• Авторизация


Книжное - про альтернативную историю и сильные мысли 16-05-2009 15:27 к комментариям - к полной версии - понравилось!

Это цитата сообщения LightSmoke Оригинальное сообщение

Книжное - про альтернативную историю и сильные мысли



По-своему я благодарен тому факту, что не менее трех часов в день провожу в стремительно несущихся метрополитеновских электричках. Это мое время для чтения, была бы машина - не мог бы сейчас, как и юности, прочитывать иной раз по нескольку книжек в неделю. Смартфон окупил себя,наверное, трижды, в бумаге покупать столько книг было бы накладно, да и места в квартире не хватило бы... Читаю я разное, но обязательно чередую и получается, что читаю подряд миксами вроде этого : классическая проза, биография какого-нибудь великого, роман ужасов, контркультура, фантастика, публицистика, научно-популярная книга и т.п. - главное не зацикливать сознание на чем-то одном. Книги в сетевых библиотеках часто выбираю наугад, что-то стираю после прочтения пары десятков страниц, что-то затягивает сразу и всерьез...
На мой взгляд, абсолютно зря многие принижают такой жанр как фантастика. Глубоких мыслей, идей, концепций, сюжетов,да и великолепной с литературной точки зрения передачи эмоций и атмосферы, в наработанной человечеством библиотеке фантастической литературы хватает. Да что говорить - многие книги в этом жанре так или иначе уже относятся к классике. Скажем, утопии тоже относятся к фантастике, в мои годы учебы в школе мы изучали утопические романы на литературе.
Последний год в фантастике особенно увлек жанр альтернативной истории, очень популярный ныне жанр, переживающий расцвет. Шедевров в нем хватает,вспомнить хотя бы ''большой брат следит за тобой'' из ''1984'' Оруэлла или всем известные ''Дневники Тернера''.
Недавно начал читать весьма интересный образчик такой литературы - про будущее, в котором Россия раздроблена на части и её осколки живут под гнетом западной цивилизации, где чтобы попасть из Питера в Москву нужна виза , где запрещены даже фильмы типа ''Иван Васильевич меняет профессию'', где русский национализм и вся русская культура в целом считаются тлетворными и подлежащами запрету и полному забвению и заменены похабщиной, удовлетворением животных инстинктов и матом, где наука заменена астрологией и прочим бредом,где детям в школьном буфете продают курево и пиво, вообще описанный автором ад перечислять можно долго.
Мне книга нравится даже не столько наводящей ужас постановой, сколько рядом действительно оригинальных и сильных мыслей автора... Есть о чем подумать, есть с чем сравнить - а книге уже 7 лет между прочим...
Приведу пару отрывков под катом, а вообще - почитать стоит. Ибо многое из описанного в книге, к сожалению, все больше и больше входит в жизнь нашего общества... и это действительно страшно.

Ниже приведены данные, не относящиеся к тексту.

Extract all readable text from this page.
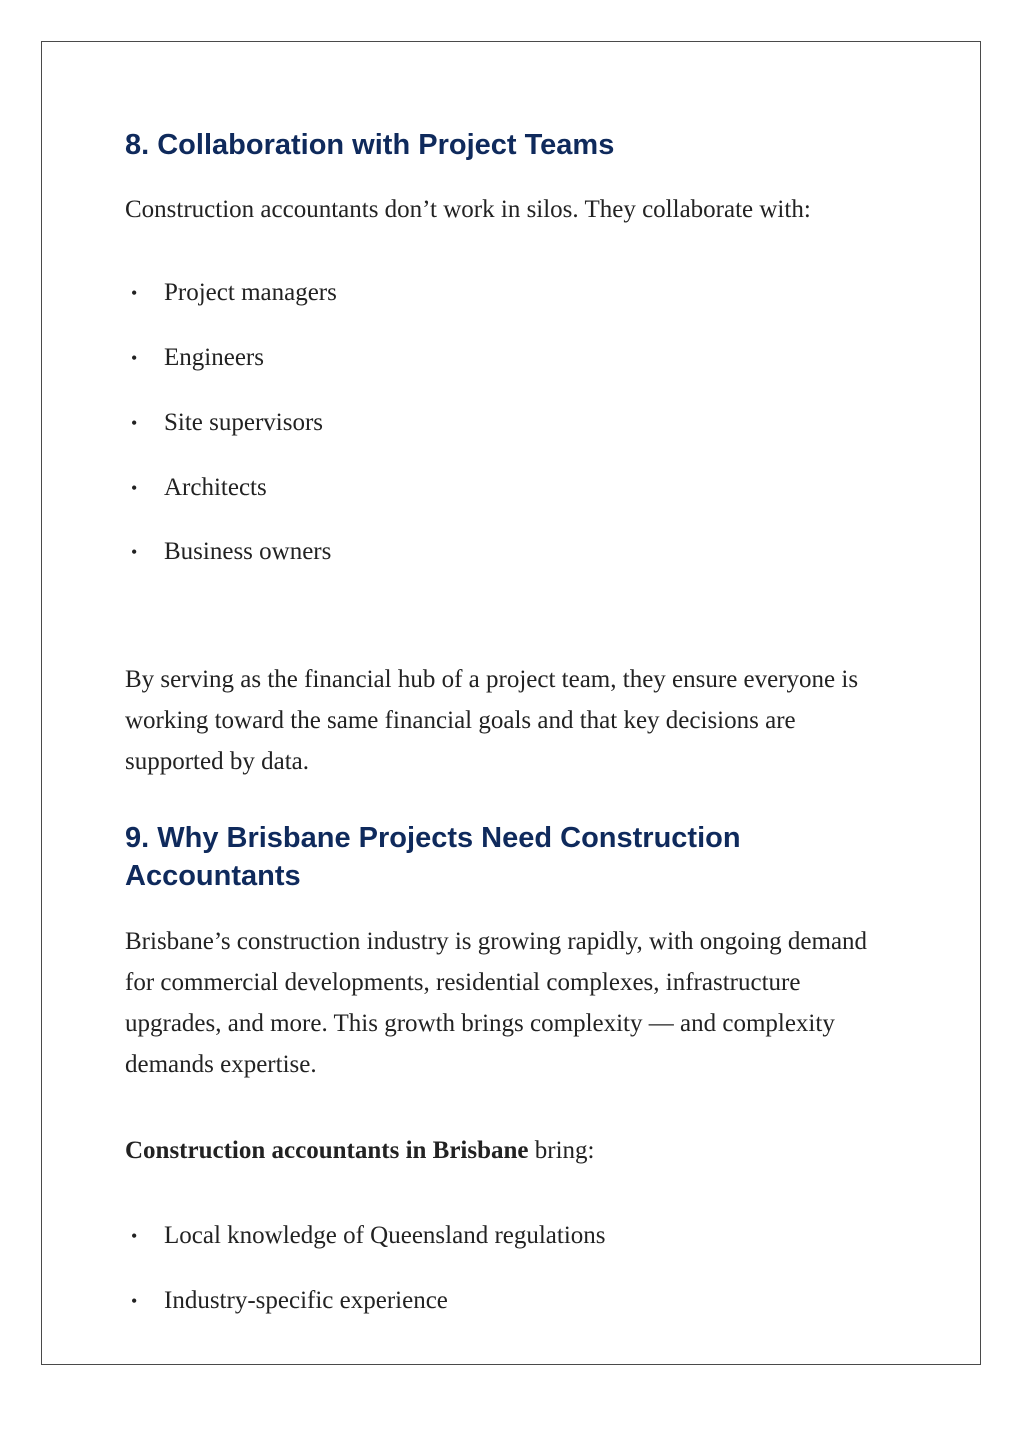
8. Collaboration with Project Teams

Construction accountants don’t work in silos. They collaborate with:

• Project managers
• Engineers
• Site supervisors
• Architects
• Business owners

By serving as the financial hub of a project team, they ensure everyone is working toward the same financial goals and that key decisions are supported by data.

9. Why Brisbane Projects Need Construction Accountants

Brisbane’s construction industry is growing rapidly, with ongoing demand for commercial developments, residential complexes, infrastructure upgrades, and more. This growth brings complexity — and complexity demands expertise.

Construction accountants in Brisbane bring:

• Local knowledge of Queensland regulations
• Industry-specific experience
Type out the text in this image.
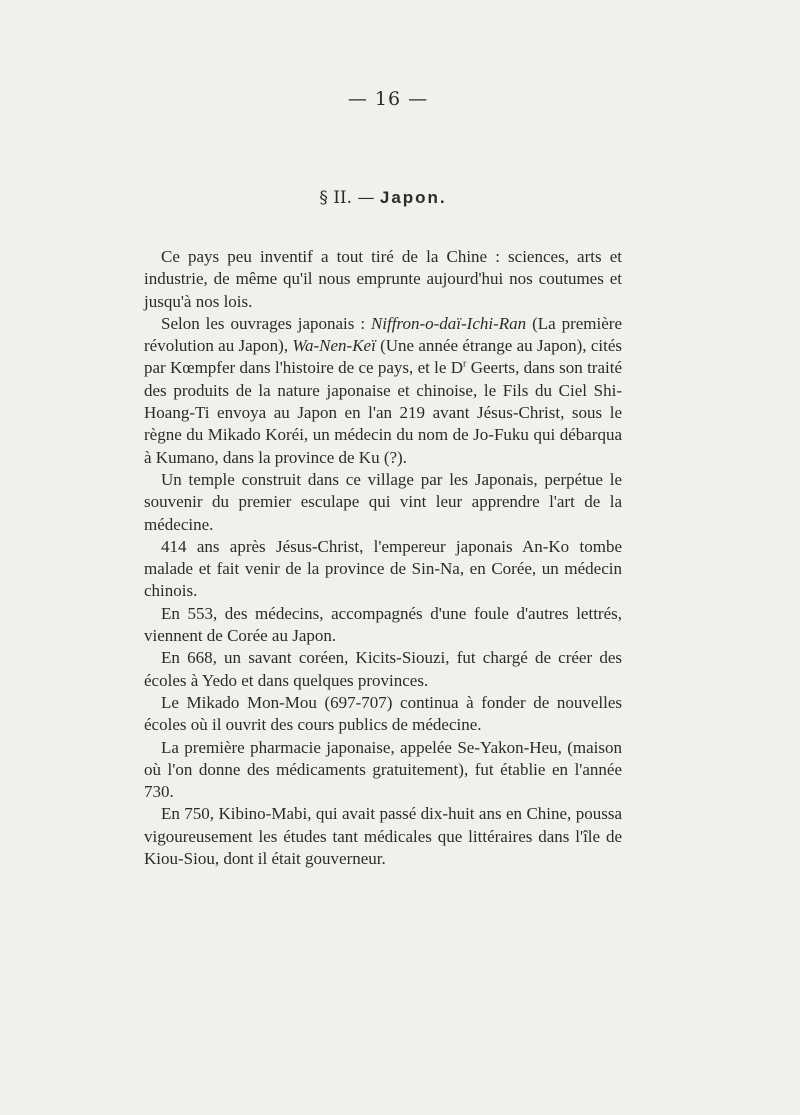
— 16 —
§ II. — Japon.

Ce pays peu inventif a tout tiré de la Chine : sciences, arts et industrie, de même qu'il nous emprunte aujourd'hui nos coutumes et jusqu'à nos lois.

Selon les ouvrages japonais : Niffron-o-daï-Ichi-Ran (La première révolution au Japon), Wa-Nen-Keï (Une année étrange au Japon), cités par Kœmpfer dans l'histoire de ce pays, et le $D^r$ Geerts, dans son traité des produits de la nature japonaise et chinoise, le Fils du Ciel Shi-Hoang-Ti envoya au Japon en l'an 219 avant Jésus-Christ, sous le règne du Mikado Koréi, un médecin du nom de Jo-Fuku qui débarqua à Kumano, dans la province de Ku (?).

Un temple construit dans ce village par les Japonais, perpétue le souvenir du premier esculape qui vint leur apprendre l'art de la médecine.

414 ans après Jésus-Christ, l'empereur japonais An-Ko tombe malade et fait venir de la province de Sin-Na, en Corée, un médecin chinois.

En 553, des médecins, accompagnés d'une foule d'autres lettrés, viennent de Corée au Japon.

En 668, un savant coréen, Kicits-Siouzi, fut chargé de créer des écoles à Yedo et dans quelques provinces.

Le Mikado Mon-Mou (697-707) continua à fonder de nouvelles écoles où il ouvrit des cours publics de médecine.

La première pharmacie japonaise, appelée Se-Yakon-Heu, (maison où l'on donne des médicaments gratuitement), fut établie en l'année 730.

En 750, Kibino-Mabi, qui avait passé dix-huit ans en Chine, poussa vigoureusement les études tant médicales que littéraires dans l'île de Kiou-Siou, dont il était gouverneur.
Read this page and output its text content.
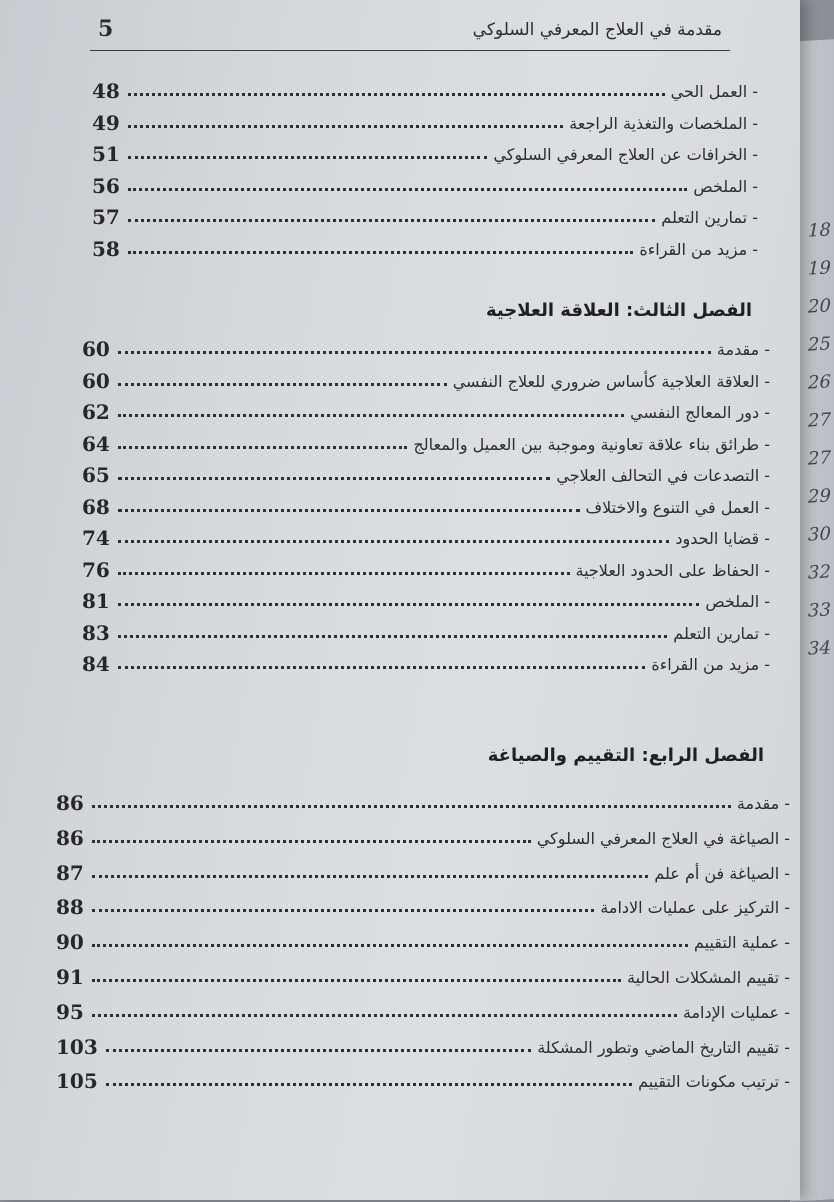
18
19
20
25
26
27
27
29
30
32
33
34
5	مقدمة في العلاج المعرفي السلوكي
48	- العمل الحي
49	- الملخصات والتغذية الراجعة
51	- الخرافات عن العلاج المعرفي السلوكي
56	- الملخص
57	- تمارين التعلم
58	- مزيد من القراءة
الفصل الثالث: العلاقة العلاجية
60	- مقدمة
60	- العلاقة العلاجية كأساس ضروري للعلاج النفسي
62	- دور المعالج النفسي
64	- طرائق بناء علاقة تعاونية وموجبة بين العميل والمعالج
65	- التصدعات في التحالف العلاجي
68	- العمل في التنوع والاختلاف
74	- قضايا الحدود
76	- الحفاظ على الحدود العلاجية
81	- الملخص
83	- تمارين التعلم
84	- مزيد من القراءة
الفصل الرابع: التقييم والصياغة
86	- مقدمة
86	- الصياغة في العلاج المعرفي السلوكي
87	- الصياغة فن أم علم
88	- التركيز على عمليات الادامة
90	- عملية التقييم
91	- تقييم المشكلات الحالية
95	- عمليات الإدامة
103	- تقييم التاريخ الماضي وتطور المشكلة
105	- ترتيب مكونات التقييم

— Уел, уел! — дружелюбно воскликнул он. — Нет, конечно. При Российской империи и при большевиках было точно так же. Отнимали, сколько могли, и утаивали, сколько могли. Именно поэтому, чтобы так больше никогда не было, мы и стремились к независимости. Но речь, смею напомнить, не о нас. И Бог бы с вами, с тем, что вы просто не понимаете, что это за чудище такое — равные стоимости при обмене… Но двадцать первый век на дворе. Сейчас не понимать таких вещей нельзя. Добрый и бескорыстный — плохой потребитель. А при современных масштабах и темпах производства каждый потребитель на счету! Даже просто порядочный и творческий человек — уже проблема, потому что, во первых, у него всегда меньше денег для покупок, ведь он порядочный. Порядочный журналист всегда беднее непорядочного журналиста, и порядочный миллионер всегда беднее непорядочного миллионера, это печально, но это среднестатистический факт…
Себя господин Дарт самым искренним образом считал порядочным человеком и журналистом — и был в общем то недалек от истины. Во всяком случае, денег ему всегда не хватало.
— Во вторых, ему некогда покупать, он старается сам создавать — а зачем? На Западе все уже создано, магазины ломятся, в том числе и книжные… только покупать некому! В каком то смысле, скажем, киллер для рынка предпочтительнее, нежели святой отшельник, потому что киллер по определению чаще совершает покупки, от оружия до авиабилетов, и ему все нужно самого высокого качества. А что нужно отшельнику? Да ничего! И вот он, полагая, что о душе печется и осушает слезы ближних своих, на самом то деле только затрудняет работу глобального рынка. Останавливается производство, люди оказываются без работы, остается невостребованной наука…
— Вот, оказывается, кто во всех бедах виноват, — уронил Лёка. — Святые…


*********
..... Цивилизация вообще начинается тогда, когда то, что физически, физиологически вполне можно бы сделать: убить, изнасиловать, бросить одного умирать, без спросу забрать себе, не выполнить то, что тебе поручил старший, громко испортить воздух, сидя за обеденным столом, — становится совершенно нельзя по каким то выдуманным, чисто духовным, искусственно, казалось бы, сконструированным причинам. И, с другой стороны, она кончается, когда все это становится снова можно. Людей не труд создал. Трудятся и пчелы, и бобры. Людей создали запреты. Ветхий запрет, Новый запрет… А разрушение запретов вновь делает из человека животное, одни лишь производственные навыки остаются. Квалифицированное стадо — все равно не более чем стадо… Современная цивилизация поработила человека так, как никакой рабовладелец не порабощал, никакой феодал. С хозяином можно договориться, подольститься к нему, подремать, пока он не видит… Конкурентный производственный процесс не обманешь и улестишь. Почти перед каждым человеком в течение двух третей, а то и трех четвертей каждых суток жизни стоит выбор: или нищета и прозябание, или предельное напряжение всех сил. И вот, чтобы скомпенсировать эту чудовищную и безысходную распятость на бешеном ритме производства ради потребления и потребления ради производства, современное общество позволяет — не заставляет, Боже упаси, демократия же! — но: позволяет и даже исподволь одобряет то, что в часы досуга человек становится скотом и хамом. Оно называет это раскованностью и непосредственностью — и противопоставляет элементарной воспитанности, называя ее лицемерием, чопорностью и ханжеством. Так создается иллюзия свободы… А ведь снимите некий запрет — и вы снимете весь связанный с ним культурный пласт.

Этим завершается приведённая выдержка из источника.